Yong doesn't want to leave Guangdong to travel to the goldfields of Ballarat. But as the firstborn son, he has no choice. On the long and treacherous journey, Yong strives to be an honourable son, while he and his father face many hardships and dangers. But in his heart he knows the shameful truth - that his honour is a lie. Can a journey change lives? Has Yong the courage to face what lies ahead?
While set in the 1850s, the story has strong parallels with recent world events and the plight of refugees and asylum seekers. Meticulously researched, Janeen Brian has vividly and realistically brought to life 1850s' Chinese and Australian culture, and themes of prejudice, racism, exploitation, desperation and coping with change are explored.

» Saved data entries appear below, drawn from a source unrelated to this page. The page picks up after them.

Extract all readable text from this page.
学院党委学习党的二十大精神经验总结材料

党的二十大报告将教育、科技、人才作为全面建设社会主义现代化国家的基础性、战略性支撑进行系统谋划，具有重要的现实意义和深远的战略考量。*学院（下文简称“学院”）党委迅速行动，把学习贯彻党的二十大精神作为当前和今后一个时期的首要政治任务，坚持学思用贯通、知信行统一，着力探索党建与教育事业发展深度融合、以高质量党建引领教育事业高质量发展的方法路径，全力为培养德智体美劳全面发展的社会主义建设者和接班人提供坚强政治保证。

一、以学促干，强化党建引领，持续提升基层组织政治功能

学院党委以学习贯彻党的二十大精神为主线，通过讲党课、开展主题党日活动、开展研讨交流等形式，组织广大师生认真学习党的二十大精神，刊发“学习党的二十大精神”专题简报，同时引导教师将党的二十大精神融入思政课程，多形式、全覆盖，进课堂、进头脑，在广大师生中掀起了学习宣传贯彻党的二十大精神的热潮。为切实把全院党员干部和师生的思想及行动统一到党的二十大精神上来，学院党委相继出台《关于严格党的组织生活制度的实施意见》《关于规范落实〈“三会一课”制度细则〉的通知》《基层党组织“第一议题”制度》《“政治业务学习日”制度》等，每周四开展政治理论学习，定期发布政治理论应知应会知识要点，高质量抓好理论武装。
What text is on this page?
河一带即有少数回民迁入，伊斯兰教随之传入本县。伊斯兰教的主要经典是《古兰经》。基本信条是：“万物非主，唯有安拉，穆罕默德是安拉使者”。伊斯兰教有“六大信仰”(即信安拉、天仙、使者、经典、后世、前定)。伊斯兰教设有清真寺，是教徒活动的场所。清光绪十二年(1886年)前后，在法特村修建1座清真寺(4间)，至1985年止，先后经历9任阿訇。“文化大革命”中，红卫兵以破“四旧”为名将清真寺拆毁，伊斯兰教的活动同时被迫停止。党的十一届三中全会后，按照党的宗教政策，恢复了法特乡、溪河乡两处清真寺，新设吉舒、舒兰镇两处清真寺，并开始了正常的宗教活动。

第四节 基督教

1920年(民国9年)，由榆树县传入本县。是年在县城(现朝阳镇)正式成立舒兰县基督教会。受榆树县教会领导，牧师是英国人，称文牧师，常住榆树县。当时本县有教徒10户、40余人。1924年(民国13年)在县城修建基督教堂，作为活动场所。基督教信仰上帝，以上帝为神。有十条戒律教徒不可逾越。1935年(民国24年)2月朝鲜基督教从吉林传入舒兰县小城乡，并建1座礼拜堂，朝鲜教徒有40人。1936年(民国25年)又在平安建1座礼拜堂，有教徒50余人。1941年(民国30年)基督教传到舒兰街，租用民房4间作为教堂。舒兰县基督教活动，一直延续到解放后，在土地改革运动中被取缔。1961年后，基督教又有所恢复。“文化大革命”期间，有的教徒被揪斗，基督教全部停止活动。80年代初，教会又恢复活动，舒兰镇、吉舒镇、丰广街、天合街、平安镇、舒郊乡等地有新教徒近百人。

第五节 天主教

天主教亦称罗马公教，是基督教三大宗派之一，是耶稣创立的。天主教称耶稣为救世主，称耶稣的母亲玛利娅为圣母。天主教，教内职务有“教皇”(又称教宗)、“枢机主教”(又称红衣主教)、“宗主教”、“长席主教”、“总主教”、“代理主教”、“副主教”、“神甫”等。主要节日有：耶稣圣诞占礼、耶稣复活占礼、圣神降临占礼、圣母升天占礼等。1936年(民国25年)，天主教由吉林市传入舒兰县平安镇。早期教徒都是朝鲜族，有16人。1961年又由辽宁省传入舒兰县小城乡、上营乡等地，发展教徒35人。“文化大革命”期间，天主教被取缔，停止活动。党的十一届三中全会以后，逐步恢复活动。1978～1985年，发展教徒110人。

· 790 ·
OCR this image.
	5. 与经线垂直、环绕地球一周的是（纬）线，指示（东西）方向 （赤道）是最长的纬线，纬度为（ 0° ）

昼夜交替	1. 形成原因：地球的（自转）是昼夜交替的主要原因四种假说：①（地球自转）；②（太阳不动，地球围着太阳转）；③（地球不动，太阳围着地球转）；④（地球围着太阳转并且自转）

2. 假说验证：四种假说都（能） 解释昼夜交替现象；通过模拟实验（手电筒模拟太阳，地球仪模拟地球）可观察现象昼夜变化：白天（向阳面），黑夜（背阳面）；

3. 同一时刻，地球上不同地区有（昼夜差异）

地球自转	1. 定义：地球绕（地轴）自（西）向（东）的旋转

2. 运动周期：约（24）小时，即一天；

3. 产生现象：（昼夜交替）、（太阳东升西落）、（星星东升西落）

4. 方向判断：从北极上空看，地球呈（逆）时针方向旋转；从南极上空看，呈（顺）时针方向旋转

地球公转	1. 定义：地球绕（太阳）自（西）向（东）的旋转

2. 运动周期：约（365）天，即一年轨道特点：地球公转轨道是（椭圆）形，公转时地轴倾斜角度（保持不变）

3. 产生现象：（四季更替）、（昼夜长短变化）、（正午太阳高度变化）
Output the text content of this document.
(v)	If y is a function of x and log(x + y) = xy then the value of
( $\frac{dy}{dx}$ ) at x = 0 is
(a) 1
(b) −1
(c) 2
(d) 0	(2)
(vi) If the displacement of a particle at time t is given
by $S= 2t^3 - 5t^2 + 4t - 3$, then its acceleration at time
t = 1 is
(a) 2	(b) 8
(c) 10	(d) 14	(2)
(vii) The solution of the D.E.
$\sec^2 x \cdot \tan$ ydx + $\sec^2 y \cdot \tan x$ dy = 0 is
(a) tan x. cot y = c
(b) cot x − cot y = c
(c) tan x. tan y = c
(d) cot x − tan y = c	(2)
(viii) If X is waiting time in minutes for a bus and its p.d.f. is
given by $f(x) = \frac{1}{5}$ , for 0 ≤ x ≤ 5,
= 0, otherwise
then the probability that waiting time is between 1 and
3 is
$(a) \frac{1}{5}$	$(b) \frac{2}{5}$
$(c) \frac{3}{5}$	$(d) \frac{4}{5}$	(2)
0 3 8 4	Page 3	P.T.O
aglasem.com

Short chapters, relatable protagonist, gripping heart-breaking plot that sweeps from China to Ballarat, coupled with strong curriculum links makes Yong an excellent upper primary class novel.
Poignant, gripping and beautifully written by award-winning South Australian author Janeen Brian. Praise for Janeen Brian's That Boy, Jack: "This evocative book is the reason we read... absolutely brilliant." -- Kids' Book Review
At age sixteen Janeen Brian trained as a primary teacher and at 18 stood in front of her first class of Year 5 students. Her teaching career saw her work as in junior primary, primary, drama and as a teacher-librarian. While raising a family, she began a four-year career with a professional children's theatre company, both acting and writing. She has also been involved in over 100 television and radio commercials as well as dozens of voiceovers for radio and video. She began dabbling in writing in her thirties. Since then she has written over 80 books both in trade and education, and in genres ranging from picture books to poetry, short fiction, nonfiction and novels. Janeen has several awards to her name and many of her books have been translated and published overseas.